Monday, August 19, 2013
Rank and Economy of Guatemala
such as IMF, WB, and CIA using nominal method
Guatemala is the most populous of the Central American countries with a GDP per capita roughly one-third that of Argentina, Brazil, and Chile. Coffee, sugar, and bananas are the main products. The 1996 signing of peace accords, which ended 36 years of civil war, removed a major obstacle to foreign investment, and Guatemala since then has pursued important reforms and macroeconomic stabilization. On 1 July 2006, the Central American Free Trade Agreement (CAFTA) entered into force between the US and Guatemala and has since spurred increased investment in the export sector. The distribution of income remains highly unequal with 12% of the population living below the international poverty line. Given Guatemala's large expatriate community in the United States, it is the top remittance recipient in Central America, with inflows serving as a primary source of foreign income equivalent to nearly two-thirds of exports.
Guatemala's Gross domestic product for 2000 was estimated at $19.1 billion, with real growth slowing to approximately 3.3%. Ten years later in 2000 it rose by 1 to 4% and in 2010 it decreased back to 3% (World Bank). After the signing of the final peace accord in December 1996, Guatemala was well-positioned for rapid economic growth over the next 10 years.
Guatemala's economy is dominated by the private sector, which generates about 85% of GDP. Most manufacturing is light assembly and food processing, geared to the domestic, U.S., and Central American markets. In 1990 the labor force participation rate for women was 42%, it increased by 1% in 2000 to 43% and in 2010 it increased at 51%. For men the labor for participation rate in 1990 was about 89%, in 2000 it actually decreased to 88% and in 2010 increased up to 90% (World Bank). In terms of self-employment the percentage for men is about 50% while women take up about 32% (Pagàn 1). Over the past several years, tourism and exports of textiles, apparel, and nontraditional agricultural products such as winter vegetables, fruit, and cut flowers have boomed, while more traditional exports such as sugar, bananas, and coffee continue to represent a large share of the export market.Over the past twenty years the percentage of exports of goods and services has fluctuated. In 1990 it was 21% and in 2000, 20%. It increased again in 2010 to 26%.on the other hand its level of imports of goods and services has continually increased. In 1990 its imports of goods and services was about 25%. In 2000 it increased b by 4% up to 29%, and in 2010 it increased up to 36%. Migration is another important avenue in Guatemala. According to Cecilia Menjivar, remittances are “central to the economy.” These remittances come from men’s migration, to the U.S. in 2004 remittances to Guatemala accounted for approximately 97% (Menjivar 2).

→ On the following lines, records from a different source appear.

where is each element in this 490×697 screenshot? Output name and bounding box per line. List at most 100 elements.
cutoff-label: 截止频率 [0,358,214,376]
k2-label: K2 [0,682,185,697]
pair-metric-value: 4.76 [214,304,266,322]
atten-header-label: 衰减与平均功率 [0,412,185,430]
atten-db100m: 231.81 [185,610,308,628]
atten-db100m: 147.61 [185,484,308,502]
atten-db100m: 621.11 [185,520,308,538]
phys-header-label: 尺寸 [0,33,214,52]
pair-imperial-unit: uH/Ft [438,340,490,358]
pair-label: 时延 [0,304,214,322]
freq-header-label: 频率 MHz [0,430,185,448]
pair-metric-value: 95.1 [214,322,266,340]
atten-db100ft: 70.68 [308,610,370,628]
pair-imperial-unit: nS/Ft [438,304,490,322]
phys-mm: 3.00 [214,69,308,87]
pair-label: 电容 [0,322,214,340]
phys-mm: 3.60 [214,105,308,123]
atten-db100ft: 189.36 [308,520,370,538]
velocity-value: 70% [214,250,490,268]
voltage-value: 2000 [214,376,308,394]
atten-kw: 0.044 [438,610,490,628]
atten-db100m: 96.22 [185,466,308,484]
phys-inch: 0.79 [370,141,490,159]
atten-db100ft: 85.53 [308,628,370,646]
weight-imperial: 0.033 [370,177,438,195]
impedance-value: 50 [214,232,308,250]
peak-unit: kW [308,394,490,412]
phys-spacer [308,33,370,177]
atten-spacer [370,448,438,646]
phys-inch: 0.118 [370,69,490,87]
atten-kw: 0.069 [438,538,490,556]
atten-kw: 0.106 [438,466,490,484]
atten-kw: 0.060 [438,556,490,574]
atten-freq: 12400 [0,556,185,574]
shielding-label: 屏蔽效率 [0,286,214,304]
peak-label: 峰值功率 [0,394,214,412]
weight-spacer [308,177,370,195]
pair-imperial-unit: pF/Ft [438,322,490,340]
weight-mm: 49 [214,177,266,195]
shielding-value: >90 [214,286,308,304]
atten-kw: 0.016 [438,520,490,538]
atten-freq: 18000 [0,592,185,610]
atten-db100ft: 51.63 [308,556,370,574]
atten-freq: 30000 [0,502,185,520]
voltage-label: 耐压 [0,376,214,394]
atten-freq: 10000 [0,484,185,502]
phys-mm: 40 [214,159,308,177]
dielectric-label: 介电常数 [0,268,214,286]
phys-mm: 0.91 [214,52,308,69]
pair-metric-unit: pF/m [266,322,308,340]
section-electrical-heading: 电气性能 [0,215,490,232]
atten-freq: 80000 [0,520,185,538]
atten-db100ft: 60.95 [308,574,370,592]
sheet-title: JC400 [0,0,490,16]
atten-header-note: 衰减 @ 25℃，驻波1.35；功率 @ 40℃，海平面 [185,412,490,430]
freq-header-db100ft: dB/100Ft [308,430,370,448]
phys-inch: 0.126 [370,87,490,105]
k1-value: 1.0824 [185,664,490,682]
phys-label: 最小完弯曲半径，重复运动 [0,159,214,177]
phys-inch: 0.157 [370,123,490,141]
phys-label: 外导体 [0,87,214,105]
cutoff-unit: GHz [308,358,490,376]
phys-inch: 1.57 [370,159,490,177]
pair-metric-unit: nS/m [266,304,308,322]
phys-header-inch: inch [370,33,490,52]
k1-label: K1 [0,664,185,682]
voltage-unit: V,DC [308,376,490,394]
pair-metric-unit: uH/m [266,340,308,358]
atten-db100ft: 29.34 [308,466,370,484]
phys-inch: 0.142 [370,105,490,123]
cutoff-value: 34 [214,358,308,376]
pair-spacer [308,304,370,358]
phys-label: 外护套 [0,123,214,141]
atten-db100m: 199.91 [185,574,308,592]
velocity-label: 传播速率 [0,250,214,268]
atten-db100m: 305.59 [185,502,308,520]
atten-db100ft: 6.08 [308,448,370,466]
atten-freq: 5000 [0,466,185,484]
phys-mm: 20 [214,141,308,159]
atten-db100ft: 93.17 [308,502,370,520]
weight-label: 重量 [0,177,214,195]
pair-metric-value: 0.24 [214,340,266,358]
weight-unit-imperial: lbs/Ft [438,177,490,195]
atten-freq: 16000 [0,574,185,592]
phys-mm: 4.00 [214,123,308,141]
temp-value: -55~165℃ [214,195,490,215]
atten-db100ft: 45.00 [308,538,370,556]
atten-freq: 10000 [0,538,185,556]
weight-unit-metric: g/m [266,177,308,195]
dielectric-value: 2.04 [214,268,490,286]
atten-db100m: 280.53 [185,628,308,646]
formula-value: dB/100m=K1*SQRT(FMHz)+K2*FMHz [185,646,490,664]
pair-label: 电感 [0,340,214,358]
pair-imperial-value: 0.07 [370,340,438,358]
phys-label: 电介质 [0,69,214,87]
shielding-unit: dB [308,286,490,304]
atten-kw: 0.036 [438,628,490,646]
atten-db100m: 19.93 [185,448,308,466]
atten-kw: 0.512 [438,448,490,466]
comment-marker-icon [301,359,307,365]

The United States is the country's largest trading partner, providing 36% of Guatemala's imports and receiving 40% of its exports. The government sector is small and shrinking, with its business activities limited to public utilities—some of which have been privatized—ports and airports and several development-oriented financial institutions. Guatemala was certified to receive export trade benefits under the United States' Caribbean Basin Trade and Partnership Act (CBTPA) in October 2000, and enjoys access to U.S. Generalized System of Preferences (GSP) benefits. Due to concerns over serious worker rights protection issues, however, Guatemala's benefits under both the CBTPA and GSP are currently under review.